Selan Exploration Technology Ltd. - Quarterly/Annual Result Disclosures and Notes dated 31 Dec 2018
Auditor and Management Disclosures and Notes for the quarterly results dated 31 Dec 2018
1. The Statement has been prepared in accordance with the Companies (Indian Accounting Standard) Rules, 2015 (Ind AS) prescribed under Section 133 of Companies Act, 2013 and other recognised accounting practices and policies to the extent applicable.
2. Residual value of Property Plant and Equipment (PPE) is considered as Nil for the purpose of depreciation calculation.
3. The selling price of crude oil is determined at the prevailing international market rates in US Dollars. Fluctuations in the international price of crude oil and Dollar vs Rupee Exchange rates, affect the profitability of the Company. 4. The Company operates in a single segment of production of Oil and Natural Gas. Therefore, Ind AS-108 on Segment Reporting is not applicable to the Company.
5. Previous period figures have been reclassified / regrouped / restated, wherever necessary.
6. "Development of Hydrocarbon Properties"" includes the cost incurred on the collection of seismic data, drilling of wells, reservoir modeling costs and other related expenditures on development of oil and gas fields.
7. The Board of Directors of the Company at its meeting held on 27 December 2018, has approved the buy-back of it's fully paid-up equity shares of face value of Rs. 10/- (Rupees Ten Only) each, (“equity shares”) , from the shareholders / beneficial owners of the Company, at a price not exceeding Rs.300/- (Rupees Three Hundred Only) per equity share (“Maximum Buy-back Price”) excluding brokerage cost, fees, turnover charges, taxes such as security transaction tax and goods and service tax (if any), stamp duty etc. and any other incidental and related expenses ("Transaction Cost") for an aggregate amount not exceeding Rs. 25 Crores (Rupees Twenty Five Crores only), ("Maximum Buyback Size") from the open market through Stock Exchange mechanism in such manner as may be prescribed in the Companies Act 2013 ("Act") , the Companies (Share Capital and Debentures) Rules, 2014 (hereinafter referred to as the “Share Capital Rules”), the Securities and Exchange Board of India (Buy-Back of Securities) Regulations,2018 (“Buyback Regulations”) and the Securities and Exchange Board of India (Listing Obligations and Disclosure Requirements) Regulations, 2015 (“Listing Regulations”), as amended (including any statutory modification(s) or-re-enactment of the Act or Buyback Regulations for the time being in force).

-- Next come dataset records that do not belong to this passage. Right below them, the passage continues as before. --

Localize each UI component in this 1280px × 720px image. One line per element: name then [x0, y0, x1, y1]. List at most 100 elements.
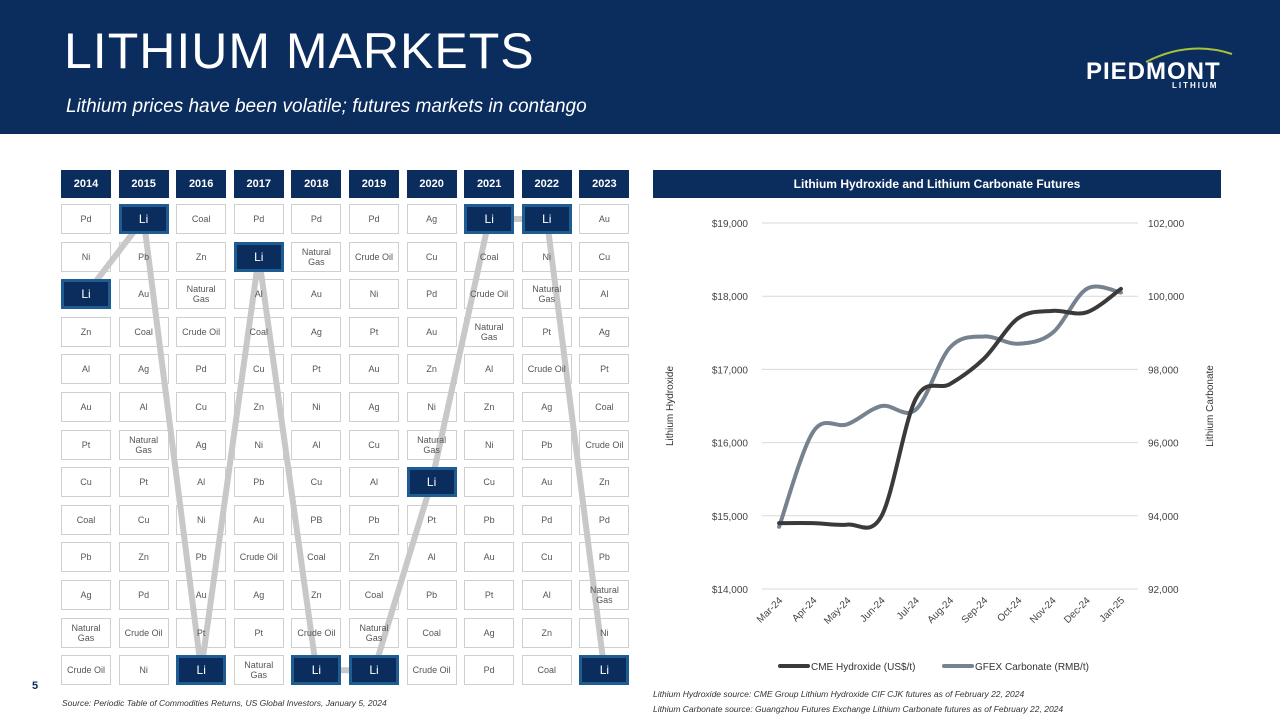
commodity-cell: Crude Oil — [349, 241, 399, 272]
page-subtitle: Lithium prices have been volatile; futur… — [66, 96, 587, 117]
right-tick-label: 100,000 — [1148, 292, 1185, 303]
commodity-cell: Au — [233, 504, 284, 535]
commodity-cell: Crude Oil — [61, 655, 111, 686]
commodity-cell: Al — [61, 354, 111, 385]
commodity-cell: Au — [464, 542, 515, 573]
commodity-cell: Coal — [464, 241, 515, 272]
commodity-cell: Ag — [464, 617, 515, 648]
commodity-cell: Pt — [579, 354, 630, 385]
commodity-cell: Coal — [118, 316, 169, 347]
commodity-cell: Pt — [521, 316, 572, 347]
left-tick-label: $14,000 — [712, 585, 749, 596]
x-tick-label: Mar-24 — [755, 595, 785, 625]
commodity-cell: Pt — [176, 617, 227, 648]
chart-title: Lithium Hydroxide and Lithium Carbonate … — [653, 170, 1221, 198]
commodity-cell: Pt — [291, 354, 342, 385]
commodity-cell: Crude Oil — [406, 655, 457, 686]
commodity-cell: Pb — [233, 467, 284, 498]
commodity-cell: Natural Gas — [176, 279, 227, 310]
commodity-cell: Pb — [176, 542, 227, 573]
header-banner: LITHIUM MARKETS Lithium prices have been… — [0, 0, 1280, 134]
commodity-cell: Zn — [349, 542, 399, 573]
commodity-cell: Natural Gas — [349, 617, 399, 648]
commodity-cell: Zn — [464, 392, 515, 422]
commodity-cell: Coal — [406, 617, 457, 648]
right-tick-label: 92,000 — [1148, 585, 1179, 596]
commodity-cell: Pb — [464, 504, 515, 535]
commodity-cell: Au — [521, 467, 572, 498]
carbonate-series-line — [777, 284, 1123, 529]
lithium-cell: Li — [61, 279, 111, 310]
commodity-returns-table: 2014 2015 2016 2017 2018 2019 2020 2021 2022 2023… — [61, 170, 630, 686]
x-tick-label: May-24 — [822, 595, 854, 627]
commodity-cell: Natural Gas — [118, 429, 169, 460]
commodity-cell: Crude Oil — [291, 617, 342, 648]
left-tick-label: $19,000 — [712, 219, 749, 230]
commodity-cell: Cu — [233, 354, 284, 385]
commodity-cell: Pd — [61, 204, 111, 234]
x-tick-label: Jul-24 — [895, 595, 922, 622]
x-tick-label: Dec-24 — [1062, 595, 1093, 626]
commodity-cell: Al — [349, 467, 399, 498]
commodity-cell: Al — [233, 279, 284, 310]
commodity-cell: Ni — [464, 429, 515, 460]
x-tick-label: Nov-24 — [1028, 595, 1059, 626]
commodity-cell: Pb — [118, 241, 169, 272]
logo-word: PIEDMONT — [1086, 58, 1221, 85]
x-tick-label: Aug-24 — [926, 595, 957, 626]
commodity-cell: Coal — [61, 504, 111, 535]
commodity-cell: Coal — [521, 655, 572, 686]
lithium-cell: Li — [118, 204, 169, 234]
commodity-cell: Al — [406, 542, 457, 573]
commodity-cell: Coal — [579, 392, 630, 422]
commodity-cell: Au — [291, 279, 342, 310]
commodity-cell: Ni — [233, 429, 284, 460]
left-tick-label: $18,000 — [712, 292, 749, 303]
commodity-cell: Ni — [579, 617, 630, 648]
commodity-cell: Ni — [349, 279, 399, 310]
legend-label: GFEX Carbonate (RMB/t) — [975, 662, 1089, 673]
commodity-cell: Ag — [118, 354, 169, 385]
left-tick-label: $17,000 — [712, 365, 749, 376]
commodity-cell: Cu — [176, 392, 227, 422]
commodity-cell: Pb — [521, 429, 572, 460]
commodity-cell: Pd — [233, 204, 284, 234]
x-tick-label: Jun-24 — [858, 595, 888, 625]
lithium-cell: Li — [579, 655, 630, 686]
commodity-cell: Ag — [406, 204, 457, 234]
logo-arc-icon — [1145, 47, 1233, 63]
commodity-cell: Al — [176, 467, 227, 498]
year-header-2021: 2021 — [464, 170, 515, 198]
year-header-2015: 2015 — [118, 170, 169, 198]
commodity-cell: Al — [291, 429, 342, 460]
right-tick-label: 94,000 — [1148, 512, 1179, 523]
commodity-cell: Zn — [579, 467, 630, 498]
year-header-2023: 2023 — [579, 170, 630, 198]
lithium-cell: Li — [176, 655, 227, 686]
commodity-cell: Pb — [61, 542, 111, 573]
left-tick-label: $16,000 — [712, 439, 749, 450]
commodity-cell: Au — [579, 204, 630, 234]
year-header-2020: 2020 — [406, 170, 457, 198]
hydroxide-series-line — [777, 286, 1123, 530]
commodity-cell: Ag — [233, 580, 284, 610]
carbonate-source-note: Lithium Carbonate source: Guangzhou Futu… — [653, 704, 1064, 714]
commodity-cell: Al — [521, 580, 572, 610]
commodity-cell: Ni — [118, 655, 169, 686]
year-header-2017: 2017 — [233, 170, 284, 198]
commodity-cell: Pt — [406, 504, 457, 535]
commodity-cell: Pd — [118, 580, 169, 610]
commodity-cell: Pd — [176, 354, 227, 385]
commodity-cell: Ni — [61, 241, 111, 272]
commodity-cell: Coal — [233, 316, 284, 347]
commodity-cell: Ni — [291, 392, 342, 422]
commodity-cell: Ag — [349, 392, 399, 422]
commodity-cell: Natural Gas — [291, 241, 342, 272]
commodity-cell: Pb — [349, 504, 399, 535]
commodity-cell: Cu — [291, 467, 342, 498]
commodity-cell: Natural Gas — [579, 580, 630, 610]
commodity-cell: Al — [579, 279, 630, 310]
lithium-cell: Li — [406, 467, 457, 498]
commodity-cell: Natural Gas — [406, 429, 457, 460]
page-number: 5 — [32, 680, 39, 692]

The Maximum Buyback size represents 8.66% of the aggregate of the Company’s total paid up equity share capital and free reserves based on the audited financial statements of the Company as at 31 March 2018, which is within the maximum permissible limit of 10% of the total paid up equity share capital and free reserves in accordance with the Companies Act, 2013. Further, the company shall utilize at least 50% of the Maximum Buyback Size i.e. Rs. 12.50 Crores (Rupees Twelve Crores Fifty Lakhs Only) towards the Buyback and the Company will accordingly purchase an indicative minimum of 4,16,667 (Four Lakh Sixteen Thousand Six Hundred Sixty Seven only) Equity Shares, based on the Minimum Buyback Size and Maximum Buyback Price.
8. The Board of Directors at their meeting held on 27.12.2018 declared an interim dividend of 50% (i.e. Rs. 5 per equity share) for the Financial Year 2018-19.
9. The above results were reviewed by the Audit Committee and approved by the Board of Directors at their meeting held on 31.01.2019. Management Perspective :
1 The Company's PSC extension applications have been reviewed by the Directorate General of Hydrocarbons (DGH) and forwarded to MoPNG for final approval (for 10 years) for the Bakrol and Lohar fields.
2 Accordingly, in anticipation of the above, the company has been conducting extensive activities for the past several months.
3 From a production standpoint, this has resulted in a brief shut down (for a few days at a time) of several of the Company's producing wells.
4 The maintenance activities are now largely completed and production volumes are expected to increase from Q4 2018-2019 onwards.